You are not the work you do; you are the person you are.
Toni Morrison
3Ces injonctions se poursuivent dans la vie personnelle : nous “devons” nous améliorer sans cesse, apprendre une nouvelle langue en trois semaines, comptabiliser nos pas, méditer dès cinq heures du matin, etc. Bref, performer même pendant notre temps “libre”. Cette tendance est exacerbée par l’essor des applications de productivité, de tracking santé, de rappels en tout genre qui disent comment faire plus et mieux. Sans parler des exemples “inspirants” sur les réseaux sociaux, abondamment likés et relayés…

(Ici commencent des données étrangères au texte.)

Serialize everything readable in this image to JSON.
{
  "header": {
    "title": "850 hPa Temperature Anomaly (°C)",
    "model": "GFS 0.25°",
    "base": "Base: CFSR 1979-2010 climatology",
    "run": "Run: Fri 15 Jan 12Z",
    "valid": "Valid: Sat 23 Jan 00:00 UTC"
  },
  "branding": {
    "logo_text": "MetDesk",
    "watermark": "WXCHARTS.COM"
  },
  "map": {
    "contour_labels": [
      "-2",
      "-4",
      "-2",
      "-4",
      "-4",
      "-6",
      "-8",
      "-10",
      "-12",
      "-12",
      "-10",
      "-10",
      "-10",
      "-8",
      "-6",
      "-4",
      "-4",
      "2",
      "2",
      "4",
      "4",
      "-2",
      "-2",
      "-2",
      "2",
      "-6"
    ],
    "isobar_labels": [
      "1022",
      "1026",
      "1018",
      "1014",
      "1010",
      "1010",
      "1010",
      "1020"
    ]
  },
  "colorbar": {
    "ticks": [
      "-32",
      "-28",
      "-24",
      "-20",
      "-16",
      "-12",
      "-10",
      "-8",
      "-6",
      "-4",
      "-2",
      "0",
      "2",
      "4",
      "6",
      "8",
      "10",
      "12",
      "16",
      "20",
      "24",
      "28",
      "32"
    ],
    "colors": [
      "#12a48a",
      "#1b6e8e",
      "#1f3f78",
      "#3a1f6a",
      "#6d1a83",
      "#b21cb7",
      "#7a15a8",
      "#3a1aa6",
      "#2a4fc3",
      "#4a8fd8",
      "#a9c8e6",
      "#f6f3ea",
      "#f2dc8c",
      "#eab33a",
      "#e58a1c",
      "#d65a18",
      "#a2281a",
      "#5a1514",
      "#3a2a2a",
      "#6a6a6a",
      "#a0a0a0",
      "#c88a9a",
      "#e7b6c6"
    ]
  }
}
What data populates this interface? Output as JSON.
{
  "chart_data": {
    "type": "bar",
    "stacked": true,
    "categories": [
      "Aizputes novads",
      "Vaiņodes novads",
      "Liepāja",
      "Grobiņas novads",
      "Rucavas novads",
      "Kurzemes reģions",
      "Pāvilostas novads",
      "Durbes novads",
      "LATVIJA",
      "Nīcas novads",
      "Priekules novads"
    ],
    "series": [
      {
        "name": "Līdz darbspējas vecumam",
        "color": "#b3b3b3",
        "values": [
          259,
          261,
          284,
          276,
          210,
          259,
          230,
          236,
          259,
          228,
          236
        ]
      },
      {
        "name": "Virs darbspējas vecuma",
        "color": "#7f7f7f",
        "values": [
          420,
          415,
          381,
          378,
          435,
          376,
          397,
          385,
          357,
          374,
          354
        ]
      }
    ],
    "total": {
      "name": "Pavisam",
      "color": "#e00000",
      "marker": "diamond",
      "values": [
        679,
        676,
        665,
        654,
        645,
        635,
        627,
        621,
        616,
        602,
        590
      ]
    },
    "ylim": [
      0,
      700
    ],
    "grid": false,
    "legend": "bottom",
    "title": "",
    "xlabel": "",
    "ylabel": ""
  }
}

4Passé du glamour au repoussoir, Elon Musk est l’incarnation parfaite de la grind culture. Il semble en effet persuadé qu’il doit son succès au fait d’avoir passé toute sa vie à travailler et uniquement à travailler (si on exclut ses 10 enfants…) ! Des semaines de 120 heures, 6 heures de sommeil et des nuits passées au bureau… Miam !
“Nobody ever changed the world on 40 hours a week
Elon Musk
5Les femmes sont les premières victimes de la Grind culture. Encore aujourd’hui, le soin aux enfants repose le plus souvent sur elles, notamment pour aller les chercher à la crèche ou à l’école (voir plus haut). Difficile dans ce cas de rester jusqu’à vingt-et-une heures au bureau. Que dire donc de ces réunions programmées à dix-huit heures, qui pourraient tout autant l’être à neuf heures ? Les solutions :
- Demander à ce qu’elle soit avancée (et vous passez pour une fainéante)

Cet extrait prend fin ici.